China is China. We’re used to strong central authorities. More than 2,000 years. So we need a strong central authority to take the countries together, you know, rescue operations, you need a strong leadership. That’s why the prime minister was there to guide the rescue operation. I think what’s wrong means in terms of the communication between Western countries and China. I think people, this is what I say earlier, you tend to, you do expect China to behave exactly like you. It’s impossible.
Factors of modernization
WU JIANMIN: I'd like to make two points. First you've got to understand the philosophy of China's modernization. There are three key factors: stability, development, reform. We are striking a delicate balance between three. Stability, is seen as known condition for development. Development is the aim. We are facing many problems. I believe that only development can provide solution. Reform is a driving force. We can't afford to go too fast. Too fast will disturb stability.
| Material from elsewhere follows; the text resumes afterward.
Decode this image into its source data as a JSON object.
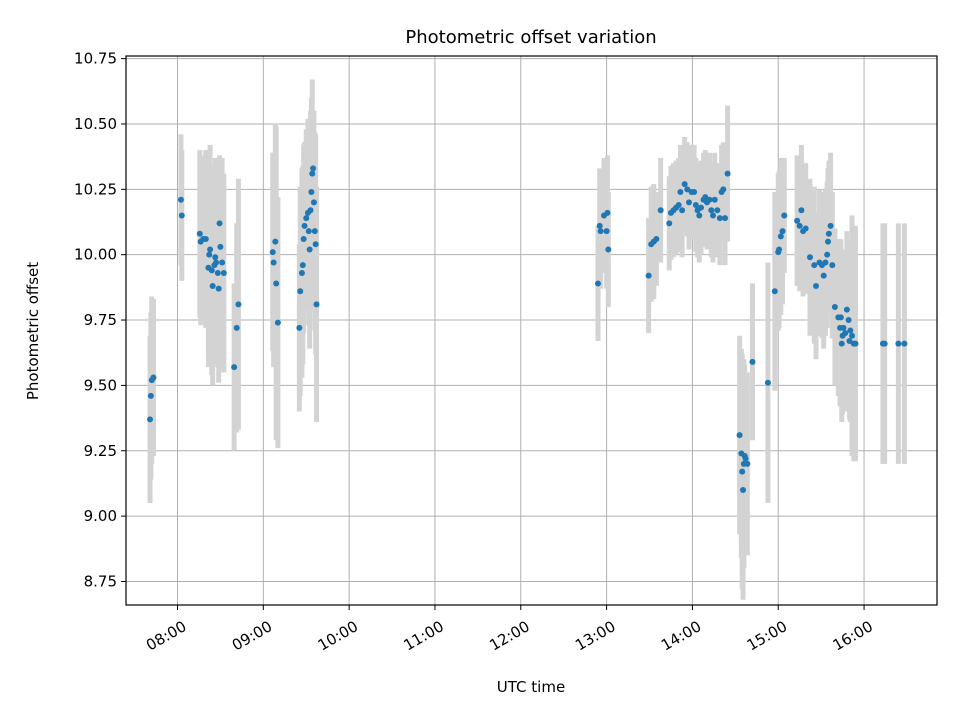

You know, I went through so-called Cultural Revolution. Mao advocated democracy. Tell me ... how many parties, political parties did we have in China? More than a million. I was in Foreign Ministry. There are five so-called totalitarian rebel organizations. They didn't do anything about diplomacy. They were fighting each other every day. Through posters, through even with a fist. Now China was in chaos. That China being 1970 after Mao, when Mao passed away Chinese economy was on bank of collapse. Everybody suffered. Culture varies from one country to another. People have different cultures. We've got used to this concept of authority. We needed law and order. We need discipline. I mean, the way the Cultural Revolution would come back. Free speech, you can blame anybody but Mao. Then so what? Big chaos. This is why people hate the chaos. Why people tasted the first fruits of the reform and modernization. People want it to go on.
MARGARET WARNER: Is the bottom line, though, if China is, aspires to be a rising global power, that criticism of Chinese government policies internationally and also internally comes with the package? That is, the rest of the world now cares what happens inside China and what China does.
WU JIANMIN: Yes that will happen. The Chinese will get used to it. You see we, we would, I mean, we'll listen to that kind of criticism. Suddenly maybe they have some good evidence. We try to accept it. Maybe some things we can't accept. Yes. You know when you have growing cooperation with the rest of world, you have lots of benefits but the coin has two sides. You have to live with it.
MARGARET WARNER: Professor Wu, thank you.
WU JIANMIN: Thank you, Margaret. Pleasure to talk to you.